Stion Corporation
- Industry: Solar Energy Manufacturing
- Founded: 2006
- Defunct: 2017
- Website: http://www.stion.com

= Stion =

The Stion Corporation was a solar company based in the United States with headquarters in San Jose, CA and manufacturing in Hattiesburg, MS. Founded in 2006, Stion developed thin-film solar panels. The company was majority backed by Khosla Ventures. Stion also provided turn-key solar systems for end users of electricity through its vertically integrated development arm, Stion Energy Services. The company ceased operations in 2017 citing foreign competition.

== Manufacturing ==
Stion developed thin-film CIGS solar modules manufactured in Hattiesburg, MS. With a capacity of 150 megawatts of annual production the plant was the first thin-film solar solar factory in the Southeast US. Stion began manufacturing in 2011. Stion panels were manufactured using glass on glass and a monolithically integrated solar cell.

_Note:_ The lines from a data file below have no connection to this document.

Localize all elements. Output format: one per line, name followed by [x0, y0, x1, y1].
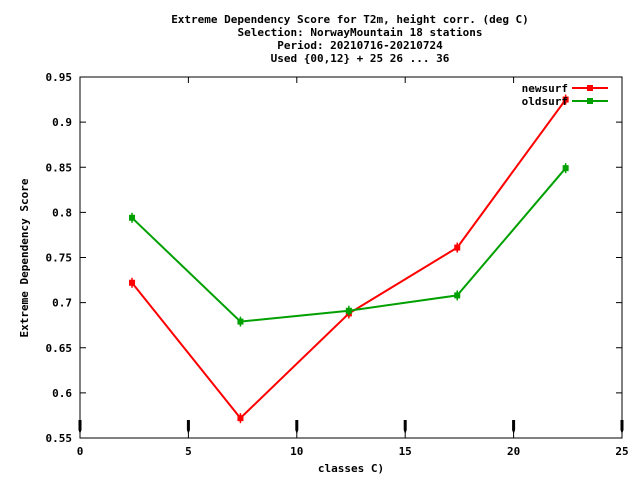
- x-tick-marker: [295, 420, 299, 434]
- x-tick-marker: [186, 420, 190, 434]
- y-tick-label: 0.55: [46, 432, 73, 445]
- x-tick-marker: [512, 420, 516, 434]
- legend-marker-newsurf: [587, 85, 593, 91]
- y-tick-label: 0.65: [46, 342, 73, 355]
- x-tick-label: 5: [185, 445, 192, 458]
- y-tick-label: 0.9: [52, 116, 72, 129]
- y-tick-label: 0.85: [46, 161, 73, 174]
- x-tick-label: 20: [507, 445, 520, 458]
- x-tick-label: 0: [77, 445, 84, 458]
- axis-ticks: [78, 76, 624, 439]
- x-tick-label: 10: [290, 445, 303, 458]
- series-lines: [129, 94, 569, 424]
- x-tick-label: 25: [615, 445, 628, 458]
- axis-tick-labels: 0 5 10 15 20 25 0.55 0.6 0.65 0.7 0.75 0.8 0.85 0.9 0.…: [46, 71, 629, 458]
- series-line-newsurf: [131, 99, 567, 420]
- plot-frame: [79, 76, 623, 439]
- chart-title: Extreme Dependency Score for T2m, height…: [171, 13, 529, 65]
- y-tick-label: 0.8: [52, 206, 72, 219]
- y-tick-label: 0.7: [52, 297, 72, 310]
- legend-marker-oldsurf: [587, 98, 593, 104]
- x-tick-marker: [403, 420, 407, 434]
- legend-label-newsurf: newsurf: [522, 82, 568, 95]
- x-tick-label: 15: [399, 445, 412, 458]
- x-axis-label: classes C): [318, 462, 384, 475]
- y-axis-label: Extreme Dependency Score: [18, 178, 31, 337]
- legend-label-oldsurf: oldsurf: [522, 95, 568, 108]
- title-line-2: Selection: NorwayMountain 18 stations: [237, 26, 482, 39]
- series-line-oldsurf: [131, 167, 567, 323]
- y-tick-label: 0.95: [46, 71, 73, 84]
- x-tick-marker: [78, 420, 82, 434]
- title-line-1: Extreme Dependency Score for T2m, height…: [171, 13, 529, 26]
- x-tick-marker: [620, 420, 624, 434]
- title-line-3: Period: 20210716-20210724: [277, 39, 443, 52]
- title-line-4: Used {00,12} + 25 26 ... 36: [271, 52, 450, 65]
- y-tick-label: 0.75: [46, 252, 73, 265]
- y-tick-label: 0.6: [52, 387, 72, 400]
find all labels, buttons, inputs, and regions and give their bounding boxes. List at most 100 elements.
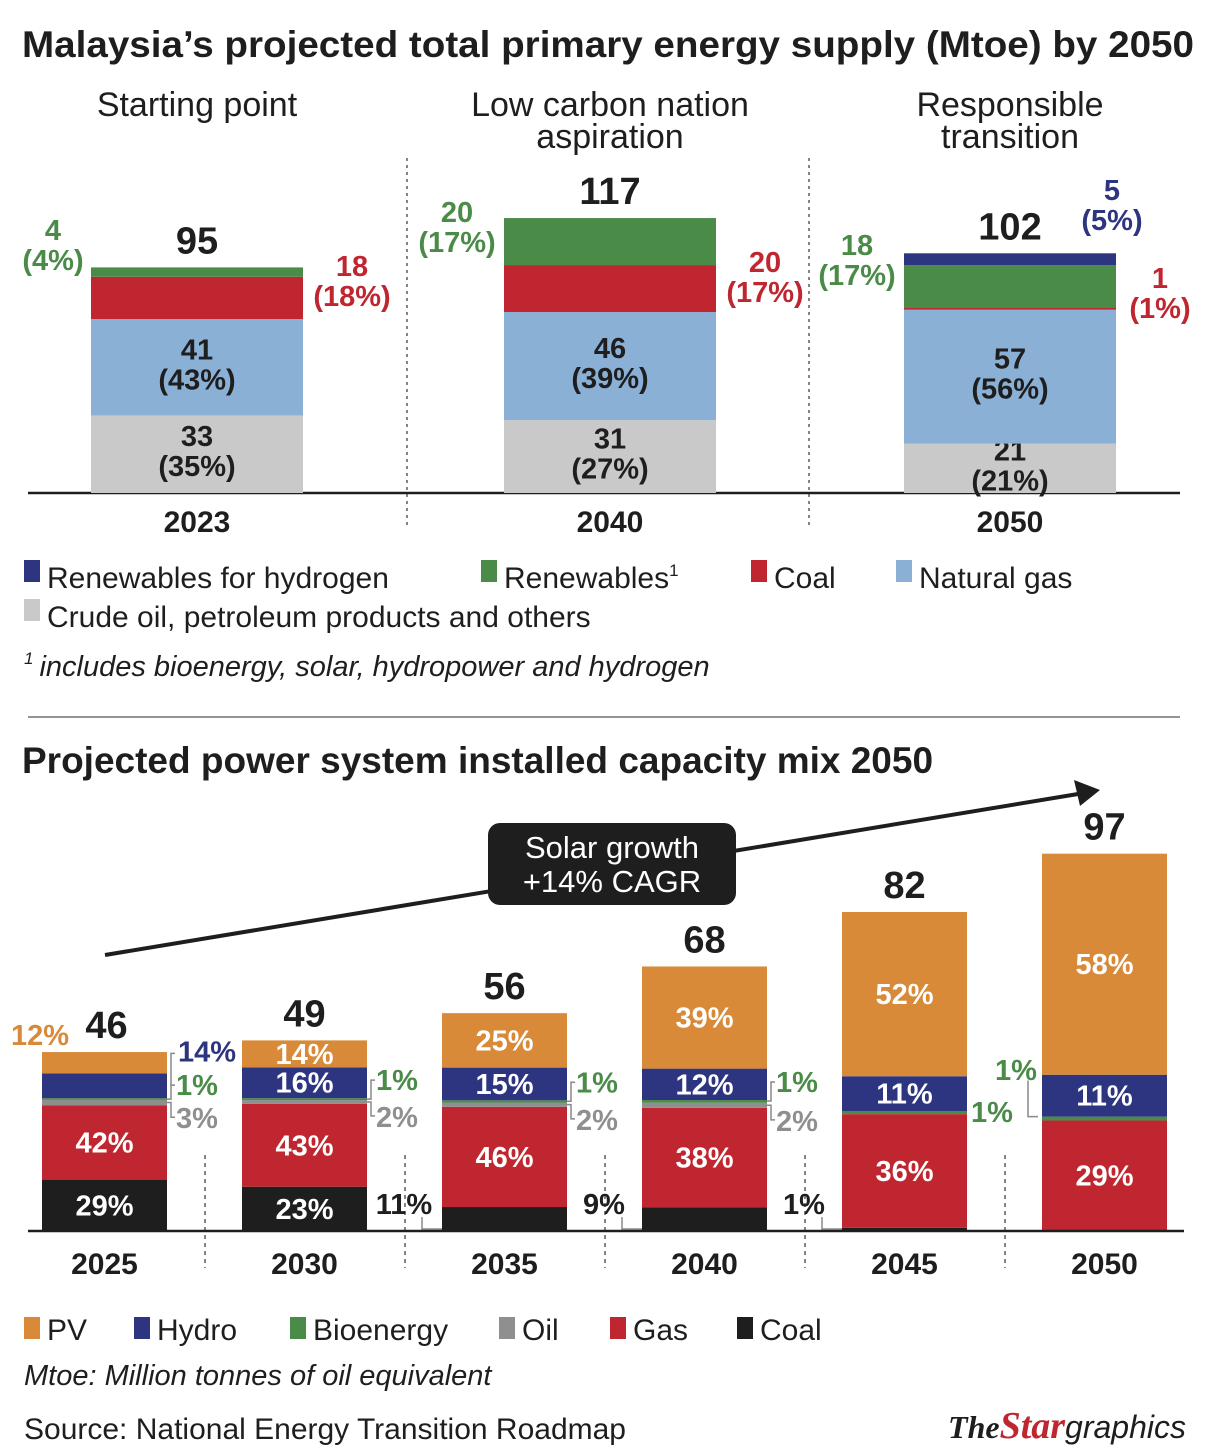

Stion produced both framed and frameless modules which had been used for residential, commercial, utility and off-grid applications.

==Dissolution==
In 2017 Stion confirmed reports that it would be discontinuing operations. The company blamed "intense, non-market competition from foreign solar panel manufacturers, especially those based in China and proxy countries" for its cessation of operations. Stion announced that it would it would close its Hattiesburg, MS plant on December 13, 2017, laying off 137 employees in the process. By 2020 the Stion company was being referred to as "defunct" In this year the State of Mississippi settled a case against the vestiges of Stion for $2.5 million, after the state's Development Authority had earlier lent the company $75 million which had not been repaid.